If I have something like wordpress, joomla or any other classic web
application that can be easily run on cPanel, I don't bother with installing
automation for them on AWS or any bare servers or even docker. Even though
lately using docker, containers or stuff like that have become very popular.

Still tons of the stuff like database backup, monitoring, ssh access for each
customer, htaccess configuration, php multi-version, etc are not easily done
by those technology stacks, cPanel & CloudLinux cover them all.

If you want to play it cool, you can even run each web application on heroku.

If you're still considering to go out of cPanel stack, I suggest you something
like Dokku, deis, Flynn, Docker Swarm, etc...

I don't have a blog by myself about this, but there are tons of resource about
them how to go with each of them.

I mosltly play with Python, Go, Java, NodeJS and some others for web
application, so CloudLinux or cPanel are not a fit for me. Therefore I get
them done with PaaS as much as I can and tons of help from my Ansible
playbooks to run customized machines on bare metal or AWS servers.
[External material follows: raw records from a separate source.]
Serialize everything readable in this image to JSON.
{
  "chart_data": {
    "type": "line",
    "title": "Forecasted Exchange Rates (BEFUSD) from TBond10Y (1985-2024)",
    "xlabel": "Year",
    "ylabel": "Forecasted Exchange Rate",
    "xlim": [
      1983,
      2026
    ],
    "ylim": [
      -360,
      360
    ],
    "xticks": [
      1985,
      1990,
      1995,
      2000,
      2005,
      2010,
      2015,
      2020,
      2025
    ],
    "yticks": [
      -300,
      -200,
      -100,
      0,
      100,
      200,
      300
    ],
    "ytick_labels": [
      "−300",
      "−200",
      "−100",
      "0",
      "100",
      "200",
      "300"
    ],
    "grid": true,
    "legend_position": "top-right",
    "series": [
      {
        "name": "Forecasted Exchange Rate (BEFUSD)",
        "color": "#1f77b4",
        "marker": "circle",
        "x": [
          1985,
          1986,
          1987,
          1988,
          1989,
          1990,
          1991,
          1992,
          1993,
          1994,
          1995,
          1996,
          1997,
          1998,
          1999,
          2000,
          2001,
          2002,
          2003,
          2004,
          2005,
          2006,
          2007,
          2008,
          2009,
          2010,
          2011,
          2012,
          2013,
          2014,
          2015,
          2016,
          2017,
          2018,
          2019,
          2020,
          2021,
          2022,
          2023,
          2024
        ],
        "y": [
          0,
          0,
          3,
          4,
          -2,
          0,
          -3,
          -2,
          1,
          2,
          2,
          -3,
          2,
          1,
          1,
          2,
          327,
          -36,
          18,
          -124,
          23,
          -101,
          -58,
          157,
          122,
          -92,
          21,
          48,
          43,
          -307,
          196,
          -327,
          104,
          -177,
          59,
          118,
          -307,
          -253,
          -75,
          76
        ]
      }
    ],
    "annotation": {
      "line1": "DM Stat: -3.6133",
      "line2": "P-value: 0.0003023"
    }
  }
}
I started running the web hosting business as a one man show for a 3-5 months
to get things running and now we have 2 people on it to manage
cPanel/CloudLinux and OpenVZ servers.

Thanks for mentioning the monitoring stacks, I'v used some of them before but
not extensively. I mentioned "munin" because its available as a plugin for
cPanel and sometimes configuring it can cause confusion.